Unlike its competitors, AWS Lambda can add multiple event sources to a single function. This means developers can uncouple the development process from the integration sources. Developers can add new event sources as needed after they've already deployed a function.
For example, I use a function called indexRecordToAlgolia that takes a DynamoDB record and indexes it in the Algolia search platform. This function listens to DynamoDB streams for when new records are written or updated, and then converts them to the proper format before it inserts them into Algolia. You can even set up your functions so that when new items are added to DynamoDB, an associated Lambda function can be notified and add items dynamically. This way actions can be run separately and developers don't have to change any code or upload the function again. This is a great way to decouple the implementation of one system that compiles records, such as users, from another system that indexes those records into a search environment.
Lambda also supports a wide variety of integrations beyond DynamoDB, including Kinesis, API Gateway and Amazon Simple Queue Service. These integrations can result in developers having to write less bootstrapping code and get right to the business logic. For example, through API Gateway, developers can trigger Lambda functions not only via HTTP endpoints, but also via WebSocket endpoints. API Gateway handles all of the complex translations and invokes Lambda functions that don't need to know any of the implementation details.
Costs are difficult to compare
Serverless platforms are notorious for being so cheap it's practically free. That's because FaaS platforms only charge for actual executions of code, as well as a small cost for storage of code. That being said, there are variations in the vendors' pricing models.

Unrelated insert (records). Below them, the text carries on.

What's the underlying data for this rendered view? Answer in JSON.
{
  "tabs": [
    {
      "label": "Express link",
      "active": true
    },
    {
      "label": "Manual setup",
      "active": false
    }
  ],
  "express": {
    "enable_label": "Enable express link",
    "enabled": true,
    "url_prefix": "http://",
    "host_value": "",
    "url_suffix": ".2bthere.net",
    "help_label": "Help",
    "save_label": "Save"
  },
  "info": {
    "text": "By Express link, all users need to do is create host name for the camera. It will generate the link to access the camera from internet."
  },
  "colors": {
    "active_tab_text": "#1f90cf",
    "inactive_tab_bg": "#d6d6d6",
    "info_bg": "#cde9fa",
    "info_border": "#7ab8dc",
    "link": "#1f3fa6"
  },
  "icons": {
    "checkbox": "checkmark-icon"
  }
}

Azure Functions has the most complex pricing. Azure charges you per execution, as well as for the amount of memory used and the time the function takes to complete. As a result, you don't need to preprovision memory or CPU requirements with your function, but each execution is wildly unpredictable in terms of cost. Similar to Lambda, Azure Functions charges a minimum memory and execution time at 128 MB and 100 ms. Azure Functions can run for a maximum of 10 minutes per invocation.
Google Cloud Functions also charges per execution and for execution time. Unlike Azure Functions, however, Google Cloud Functions requires you to provision your function and charges based on those allocated resources, rather than actual memory or CPU used. Developers choose from five different types of functions, with rates based on corresponding levels of CPU and memory. Google Cloud Functions also bills compute time to the nearest 100 ms. There is a maximum runtime for all Google Cloud Functions of 540 seconds per invocation.
AWS Lambda does not charge per execution, and instead charges strictly per 100 ms of execution time. Similar to Google Cloud Functions, Lambda enables developers to allocate memory, in increments of 128 MB, up to a maximum of 3008 MB. Like Google and Azure, Lambda scales CPU usage with memory. However, AWS Lambda is not as forthcoming with those values specifics as Google Cloud Functions or Azure Functions. AWS directs users to specify the amount of memory they want to allocate for their Lambda function, which will then allocate the CPU for you. Lambda functions can run for a maximum of 15 minutes per invocation.